03 Jul Transformation of numerical variables
- In statistical modeling, it is often necessary to group the numerical variables to create classes in order to meet the conditions of the model.
- If we have no a priori idea about the appropriate grouping, it is preferable to base ourselves on the splines representing the link between the outcome variable and the explanatory variable.
For example, if we want to explain the probability of being born male as a function of diet, Y is the male sex, and X is the diet)
A number of assumptions must be verified in order to be able to use a statistical model (allowing multivariate analysis).
In particular, there must be a linear relationship between the variable Y (if it is a linear regression, or a transformation of Y if it is another type of model) and all quantitative variables X.

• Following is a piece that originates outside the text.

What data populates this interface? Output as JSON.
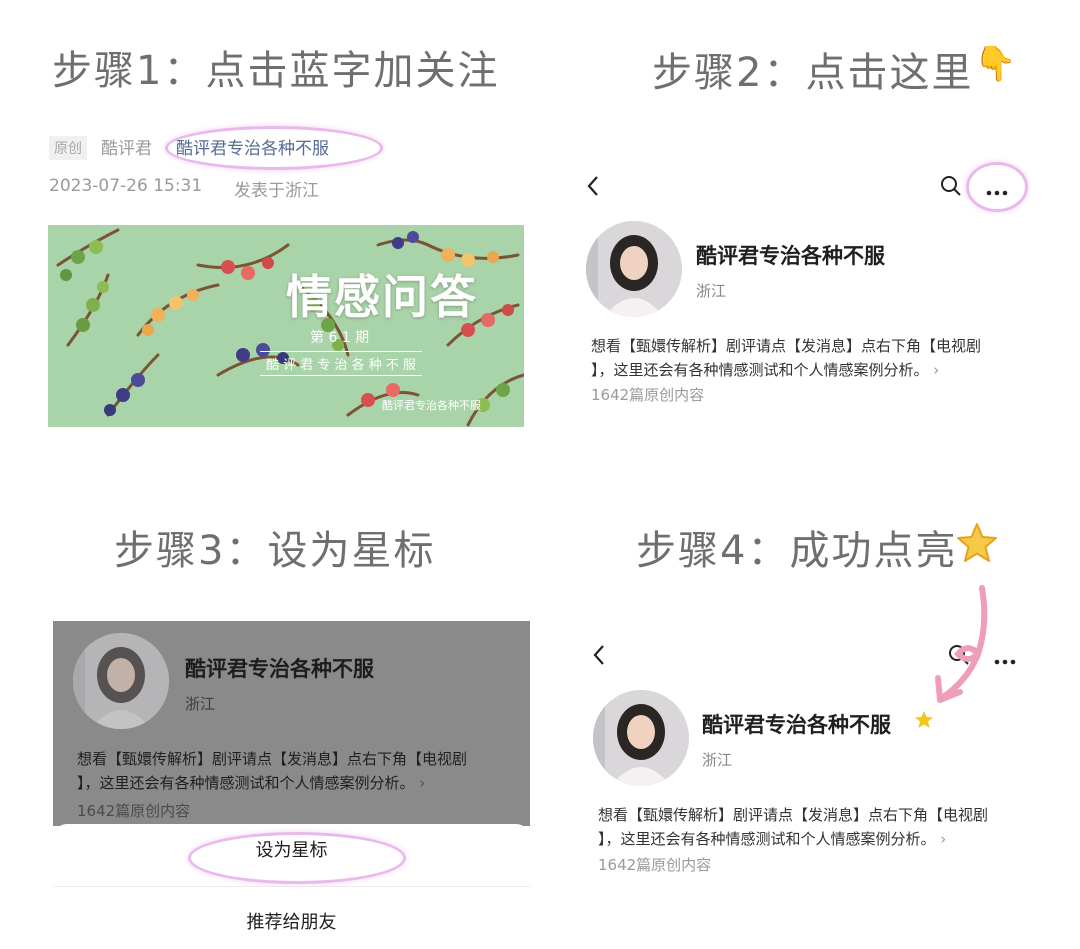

When this assumption is not verified, one solution is to transform the numerical variable X (e. g. weight 67kg, 78kg, etc.) into a (qualitative) class variable (e. g. weight 60-70kg, 70-80kg, etc.).
How to transform?
pvalue.io offers 3 different ways to transform a variable:
- Using data from the literature
- Using splines
- Into quantiles
Using data from the literature
When thresholds are commonly accepted or used in medical articles (e. g. BMI), you can use these thresholds themselves.
To simplify, a spline is a mathematical function of the relationship between Y and X. This relationship can be visualized graphically, with confidence intervals. In general, these confidence intervals are spread at the extremes of the x-axis because clinical parameters are often normally distributed, so there are few individuals with values close to the extremes.
If the graphical representation of a spline spline is a straight line, then the relationship is linear between Y and X and therefore this assumption is verified.
If the spline is a curve, two scenarios:
- It is possible to draw a line within the confidence interval, or one that slightly exceeds it; in this case, we can consider that the linearity assumption is verified.
- It is clearly not possible to draw a line; the curve is divided into several increasing and decreasing parts. In this case, it will be necessary to transform the variable.
Caution, however, if the bounds of the confidence interval are wide, it is difficult to conclude, as many lines could be drawn within this interval.
Where to split?
If the curve can be divided into several parts (e. g. an increasing part, then a decreasing part and then a horizontal part), the optimal position to split this curve, is the junction between two curve parts.
In the figure below, the optimal position is around 45; the curve is increasing before 45 and horizontal after 45; the confidence interval is too wide before 30 to be able to say that the curve is decreasing.
On pvalue.io, Simply click on the curve to automatically create the corresponding classes for explanatory analyses, or to create the appropriate transformation for predictive analyses. You can then adjust them (for example, by rounding to the nearest integer or tens). Most of the time one or two clicks are enough.
More commonly, patients can be grouped into quantiles (terciles, quartiles, quintiles).
If patients are ordered according to the value of the studied parameter (the patient with the lowest value is first, the one with the highest value last), the quantiles classify your ordered patients into 3, 4 and 5 groups, respectively, of the same size.
For instance, if I have 66 patients and I want to create age terciles, I will have a group of 22 patients between the youngest and 22nd youngest, a group of 22 patients between the 23rd and 44th, and 22 patients between the 45th and 66th.